Tanto buono quanto dannoso, il cibo con alto valore aggiunto è ormai parte integrante della nostra dieta, per quanto se ne assume oggi è un’importante causa di scompensi alimentari e obesità.
Questa categoria di alimenti comprende tutti quei cibi che sono lavorati in azienda e hanno una lunga catena di lavorazione. cibo lavorato e ultra-processato sta avendo un impatto negativo non solo sulla salute delle persone ma anche su quella del pianeta, contribuendo alla perdita di biodiversità. Secondo gli esperti ,gli effetti negativi del cibo lavorato sulla salute umana iniziano ad essere ben documentati mentre mancherebbe ancora la consapevolezza degli effetti nocivi sul pianeta.

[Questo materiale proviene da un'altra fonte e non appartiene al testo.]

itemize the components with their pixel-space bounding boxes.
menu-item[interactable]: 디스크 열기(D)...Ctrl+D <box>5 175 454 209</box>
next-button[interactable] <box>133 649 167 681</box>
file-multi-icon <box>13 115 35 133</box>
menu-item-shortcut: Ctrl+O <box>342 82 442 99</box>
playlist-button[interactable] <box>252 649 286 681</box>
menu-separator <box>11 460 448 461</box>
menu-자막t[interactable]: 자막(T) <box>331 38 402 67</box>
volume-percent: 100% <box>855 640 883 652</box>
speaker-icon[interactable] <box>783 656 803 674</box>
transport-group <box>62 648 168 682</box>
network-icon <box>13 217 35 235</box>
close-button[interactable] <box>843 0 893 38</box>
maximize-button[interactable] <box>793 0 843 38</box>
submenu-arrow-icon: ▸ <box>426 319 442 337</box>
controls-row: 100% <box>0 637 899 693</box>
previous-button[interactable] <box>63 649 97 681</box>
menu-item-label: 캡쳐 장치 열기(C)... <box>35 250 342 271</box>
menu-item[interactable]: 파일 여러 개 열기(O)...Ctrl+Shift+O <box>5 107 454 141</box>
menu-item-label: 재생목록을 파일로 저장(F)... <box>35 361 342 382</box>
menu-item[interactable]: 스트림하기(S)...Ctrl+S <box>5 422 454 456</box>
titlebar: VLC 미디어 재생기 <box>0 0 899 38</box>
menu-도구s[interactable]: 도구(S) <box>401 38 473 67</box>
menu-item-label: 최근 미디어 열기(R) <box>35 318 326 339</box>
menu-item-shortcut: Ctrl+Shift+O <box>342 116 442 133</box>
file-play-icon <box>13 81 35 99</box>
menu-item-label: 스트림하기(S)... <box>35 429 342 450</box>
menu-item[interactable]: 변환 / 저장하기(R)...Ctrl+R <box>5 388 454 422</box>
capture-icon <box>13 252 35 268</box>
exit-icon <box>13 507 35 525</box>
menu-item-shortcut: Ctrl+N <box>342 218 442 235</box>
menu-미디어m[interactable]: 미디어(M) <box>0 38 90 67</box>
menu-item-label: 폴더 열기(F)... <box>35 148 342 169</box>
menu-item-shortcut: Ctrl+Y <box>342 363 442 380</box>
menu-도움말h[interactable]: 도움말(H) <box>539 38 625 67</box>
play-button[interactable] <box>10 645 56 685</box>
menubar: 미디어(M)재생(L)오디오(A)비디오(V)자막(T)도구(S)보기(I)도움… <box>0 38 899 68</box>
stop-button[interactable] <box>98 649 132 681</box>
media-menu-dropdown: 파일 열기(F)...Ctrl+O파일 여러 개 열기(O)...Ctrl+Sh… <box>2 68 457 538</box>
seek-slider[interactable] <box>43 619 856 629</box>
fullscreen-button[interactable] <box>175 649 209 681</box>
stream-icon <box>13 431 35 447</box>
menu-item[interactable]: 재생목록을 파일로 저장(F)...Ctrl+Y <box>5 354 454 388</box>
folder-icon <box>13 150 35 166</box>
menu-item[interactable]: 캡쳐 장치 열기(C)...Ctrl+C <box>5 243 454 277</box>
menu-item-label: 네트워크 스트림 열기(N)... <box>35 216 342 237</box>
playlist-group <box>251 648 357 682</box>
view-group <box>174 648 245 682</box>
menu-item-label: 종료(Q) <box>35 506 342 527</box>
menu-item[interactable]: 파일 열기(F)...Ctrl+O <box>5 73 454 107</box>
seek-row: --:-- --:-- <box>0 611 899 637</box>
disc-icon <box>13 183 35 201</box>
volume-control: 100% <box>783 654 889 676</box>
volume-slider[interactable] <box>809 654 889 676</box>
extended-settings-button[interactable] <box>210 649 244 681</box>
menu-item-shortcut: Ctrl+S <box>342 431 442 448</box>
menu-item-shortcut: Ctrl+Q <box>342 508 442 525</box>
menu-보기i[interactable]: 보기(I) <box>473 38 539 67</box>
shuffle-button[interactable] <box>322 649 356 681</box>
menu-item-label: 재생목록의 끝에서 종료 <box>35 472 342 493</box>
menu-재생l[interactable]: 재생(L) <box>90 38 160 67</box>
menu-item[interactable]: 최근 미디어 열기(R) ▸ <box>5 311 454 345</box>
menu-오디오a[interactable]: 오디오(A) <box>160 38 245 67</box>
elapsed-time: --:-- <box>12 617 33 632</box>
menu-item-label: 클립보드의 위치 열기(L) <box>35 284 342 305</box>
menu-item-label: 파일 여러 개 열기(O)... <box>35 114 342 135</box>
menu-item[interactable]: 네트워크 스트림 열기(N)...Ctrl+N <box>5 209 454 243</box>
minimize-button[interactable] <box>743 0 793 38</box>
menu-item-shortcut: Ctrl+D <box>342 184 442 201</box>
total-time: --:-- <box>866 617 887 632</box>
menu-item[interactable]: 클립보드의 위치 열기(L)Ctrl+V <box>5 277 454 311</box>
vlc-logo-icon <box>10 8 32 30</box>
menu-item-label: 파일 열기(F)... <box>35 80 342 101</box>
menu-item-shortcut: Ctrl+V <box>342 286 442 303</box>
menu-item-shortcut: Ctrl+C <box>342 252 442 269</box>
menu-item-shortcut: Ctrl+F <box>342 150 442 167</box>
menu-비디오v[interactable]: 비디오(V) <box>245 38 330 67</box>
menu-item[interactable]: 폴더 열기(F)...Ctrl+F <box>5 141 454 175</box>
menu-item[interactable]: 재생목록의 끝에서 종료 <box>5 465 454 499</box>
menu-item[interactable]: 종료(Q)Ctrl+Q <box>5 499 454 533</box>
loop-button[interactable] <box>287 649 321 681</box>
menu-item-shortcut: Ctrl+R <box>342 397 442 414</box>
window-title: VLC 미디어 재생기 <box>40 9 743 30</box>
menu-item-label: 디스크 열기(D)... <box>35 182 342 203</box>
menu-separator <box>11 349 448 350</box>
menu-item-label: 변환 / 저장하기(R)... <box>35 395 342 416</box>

La salute globale compromessa
Per cibo lavorato si intende quegli alimenti che dalla loro origine agricola arrivano sulle nostre tavole subendo pesanti processi di lavorazione. Snack, bibite, merendine, prodotti confezionati, cibi precotti, piatti pronti. Tutti gli alimenti che oltre agli ingredienti di base trovano aggiunti aromi, coloranti e conservanti dopo una lunga serie di processi industriali.
Si tratta di prodotti ormai sempre più diffusi, parte di una dieta che si va globalizzando e omogeneizzando in gran parte del pianeta. La loro presenza sta diventando dominante nelle abitudini alimentari attorno al globo con vendite e consumi in crescita in tutti i paesi e in particolare quelli a reddito medio alto e medio basso. Il fenomeno sta creando concrete preoccupazioni riguardo l’impatto del cibo con alto valore aggiunto sulla salute del comparto agricolo.
Un rischio per gli equilibri naturali
Impatto notevole sulla biodiversità agricola, incidendo sulla varietà di animali, piante e microrganismi legati all’agricoltura. Per colpa del cibo lavorato quindi non solo la salute dell’uomo sarebbe a rischio, ma anche la diversità genetica delle piante destinate alla nostra alimentazione in una sorta di circolo vizioso.
Si stima che ad oggi più di 7.000 specie vegetali contribuiscano all’alimentazione del genere umano, ma solo meno di 200 specie hanno visto un utilizzo massiccio nella produzione di cibo lavorato nel 2014 e circa solo 9 colture rappresentano oltre il 66% di tutta la produzione agricola mondiale. Circa il 90% dell’apporto calorico della civiltà umana arriva da sole 15 piante e circa 4 miliardi di persone dipendono solo da 3: riso, grano e mais. Si tratterebbe di una situazione precaria di salute biologica, indicano gli esperti, che la diffusione del cibo lavorato nel mondo starebbe acuendo.
Il declino della biodiversità sta quindi danneggiando quegli ecosistemi che supportano una produzione alimentare diversificata e sostenibile. La nostra voglia di cibo lavorato compromette la salute dell’intero sistema agricolo, riducendo la diversità alimentare globale ed esponendoci a rischi concreti per il futuro aumentando la nostra dipendenza da poche colture ad alto rendimento.
Secondo gli esperti sarà fondamentale che il cibo lavorato e il suo impatto sulla salute del pianeta diventi parte delle discussioni nelle piazze internazionali sui sistemi alimentari globali. La perdita di biodiversità causata dagli alimenti ultra lavorati sarebbe infatti un rischio che rischia di coinvolgere tutti i paesi in modo trasversale.